Update:
Summary: We are interested in expanding on our previous experience of developing viruses as vectors to silence and express genes in soybean to now deliver gene editing reagents. CRISPR/Cas9-based technologies are being used to modify crop plant genomes, but the application of CRISPR/Cas9 still requires the step of plant transformation to introduce the CRISPR guide RNAs and the Cas9 protein. If these gene editing reagents could be introduced into plants using recombinant plant viruses, the labor-intensive transformation process could be circumvented, and also, would not require integration of transgenes into the soybean genome. A project on this topic would involve testing viral vectors for ability to deliver guide RNAs and site-specific nucleases (Cas9), and approaches for enabling these reagents to be expressed in appropriate cell types that give rise to heritable gene edits.

Progress:
The first part of the project was to build resources for the virus-enabled gene editing experiments, and that part was completed. We have been testing guide RNA delivery in soybean plants that express the Cas9 protein. Most recently, we have explored the possibility of using different viruses for guide RNA delivery.

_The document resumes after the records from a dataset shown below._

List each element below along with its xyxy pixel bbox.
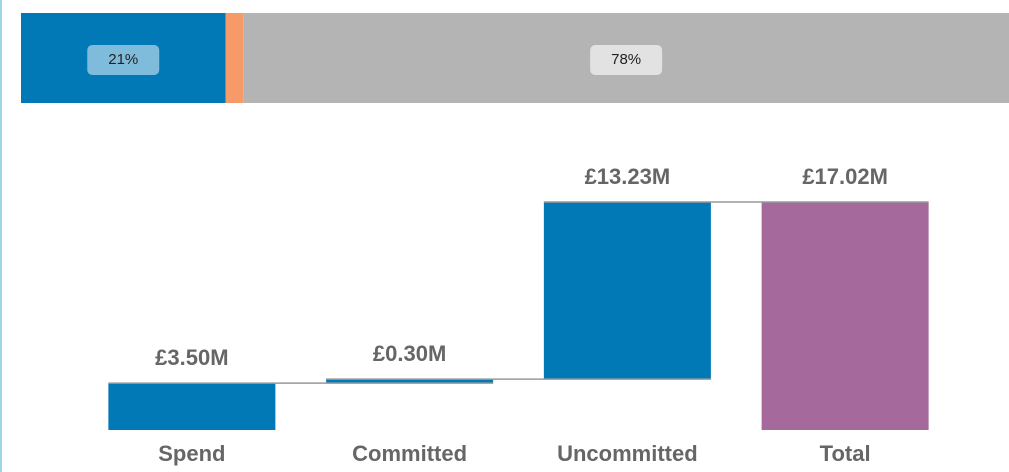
data-label: 21% (108, 51, 138, 68)
x-tick-label: Committed (352, 441, 467, 466)
data-label: £17.02M (802, 164, 888, 189)
x-tick-label: Spend (158, 441, 225, 466)
bar (326, 379, 494, 384)
bar-segment (225, 13, 244, 103)
data-label: £13.23M (585, 164, 671, 189)
data-label: £3.50M (155, 345, 228, 370)
label-box (590, 45, 663, 75)
left-border (0, 0, 2, 472)
data-label: £0.30M (373, 341, 446, 366)
x-tick-label: Total (820, 441, 871, 466)
bar (543, 201, 711, 380)
bar (761, 202, 929, 430)
label-box (87, 45, 160, 75)
bar (108, 383, 276, 430)
x-tick-label: Uncommitted (557, 441, 698, 466)
data-label: 78% (611, 51, 641, 68)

A soybean virus was engineered to carry three different CRISPR guide RNAs targeting different sites within a soybean gene encoding the enzyme phytoene desaturase (Pds). These virus clones were shown to be infectious, and the infected leaves were stored to be used as inoculum for downstream experiments. The presence of the guide RNA sequences was confirmed by sequencing the viruses in the systemically infected soybean leaves. The virus clones carrying the Pds guide RNA, which we call guides 2, 3, and 4, was used to inoculate plants from five different Cas9 transgenic events. The plants were observed for phenotypes. The inoculated plants developed virus symptoms, but none of them developed a distinct photobleaching phenotype that would be expected if editing had occurred in the Pds gene. DNA and RNA were extracted from the Cas9 plants infected with virus carrying the guide sequences. DNA analyses were used to identify plant that carried Cas9. DNA analyses were also performed to determine if any edits at the target site in Pds occurred. We did not observe any edits. RNA analyses showed that the virus carrying the guide was present. Based on these results, we concluded that editing did not occur with any of the guides, and therefore, the lack of editing is probably not due to the design of the guides. Rather, we think that the original virus we selected cannot be used to deliver guide RNAs in the configuration that was tested.

We have also explored the possibility of delivering guide RNAs using a different type of virus. Preliminary studies in the model plant Nicotiana benthamiana were successful in demonstrating that guide RNA delivery is feasible. We are now in the process of transferring the knowledge to test if the same guide RNA strategy is feasible in a similar virus that infects soybean. Even though this project has ended, we will continue trying different approaches to deliver gene editing reagents using viruses in soybean. In addition, there were some new advances that were published during the course of this work that will be incorporated into future studies.